[RFC PATCH v19 2/5] security: Add new SHOULD_EXEC_CHECK and SHOULD_EXEC_RESTRICT securebits

Steve Dower steve.dower at python.org
Mon Jul 8 21:25:41 UTC 2024


On 08/07/2024 22:15, Jeff Xu wrote:
> IIUC:
> CHECK=0, RESTRICT=0: do nothing, current behavior
> CHECK=1, RESTRICT=0: permissive mode - ignore AT_CHECK results.
> CHECK=0, RESTRICT=1: call AT_CHECK, deny if AT_CHECK failed, no exception.
> CHECK=1, RESTRICT=1: call AT_CHECK, deny if AT_CHECK failed, except
> those in the "checked-and-allowed" list.

I had much the same question for Mickaël while working on this.

Essentially, "CHECK=0, RESTRICT=1" means to restrict without checking. 
In the context of a script or macro interpreter, this just means it will 
never interpret any scripts.
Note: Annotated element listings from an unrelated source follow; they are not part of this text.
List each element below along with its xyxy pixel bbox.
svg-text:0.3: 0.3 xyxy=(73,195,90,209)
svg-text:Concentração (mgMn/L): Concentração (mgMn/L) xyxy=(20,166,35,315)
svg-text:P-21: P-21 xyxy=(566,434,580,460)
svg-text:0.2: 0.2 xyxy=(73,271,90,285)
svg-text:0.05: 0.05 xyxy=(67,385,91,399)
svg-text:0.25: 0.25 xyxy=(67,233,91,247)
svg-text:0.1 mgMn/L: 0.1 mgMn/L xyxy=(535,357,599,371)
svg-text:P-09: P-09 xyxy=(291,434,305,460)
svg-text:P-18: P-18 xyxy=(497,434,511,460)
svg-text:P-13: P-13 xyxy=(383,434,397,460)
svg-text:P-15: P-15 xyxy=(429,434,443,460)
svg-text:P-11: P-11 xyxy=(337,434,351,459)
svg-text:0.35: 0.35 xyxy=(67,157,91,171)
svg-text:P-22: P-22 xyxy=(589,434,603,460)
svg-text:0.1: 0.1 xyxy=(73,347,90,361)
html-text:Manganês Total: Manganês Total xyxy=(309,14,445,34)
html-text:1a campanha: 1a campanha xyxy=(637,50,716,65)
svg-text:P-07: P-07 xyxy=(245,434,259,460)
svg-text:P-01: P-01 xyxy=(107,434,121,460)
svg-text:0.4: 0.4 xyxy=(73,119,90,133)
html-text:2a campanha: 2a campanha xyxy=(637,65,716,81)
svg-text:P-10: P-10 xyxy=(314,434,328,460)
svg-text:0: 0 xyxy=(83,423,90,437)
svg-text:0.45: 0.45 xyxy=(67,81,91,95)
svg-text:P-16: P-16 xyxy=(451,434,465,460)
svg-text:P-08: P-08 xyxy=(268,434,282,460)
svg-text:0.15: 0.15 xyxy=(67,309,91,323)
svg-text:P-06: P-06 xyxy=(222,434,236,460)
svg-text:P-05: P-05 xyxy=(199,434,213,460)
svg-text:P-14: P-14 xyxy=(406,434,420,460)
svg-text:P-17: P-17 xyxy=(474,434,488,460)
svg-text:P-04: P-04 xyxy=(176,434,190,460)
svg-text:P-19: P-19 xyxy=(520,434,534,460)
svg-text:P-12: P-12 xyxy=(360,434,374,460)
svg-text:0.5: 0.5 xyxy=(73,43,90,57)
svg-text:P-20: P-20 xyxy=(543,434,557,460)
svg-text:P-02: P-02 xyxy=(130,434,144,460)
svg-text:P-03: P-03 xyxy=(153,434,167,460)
Non-binary code execution is fully disabled 
in any part of the process that respects these bits.

"CHECK=1, RESTRICT=1" means to restrict unless AT_CHECK passes. This 
case is the allow list (or whatever mechanism is being used to determine 
the result of an AT_CHECK check). The actual mechanism isn't the 
business of the script interpreter at all, it just has to refuse to 
execute anything that doesn't pass the check. So a generic interpreter 
can implement a generic mechanism and leave the specifics to whoever 
configures the machine.

The other two case are more obvious. "CHECK=0, RESTRICT=0" is the 
zero-overhead case, while "CHECK=1, RESTRICT=0" might log, warn, or 
otherwise audit the result of the check, but it won't restrict execution.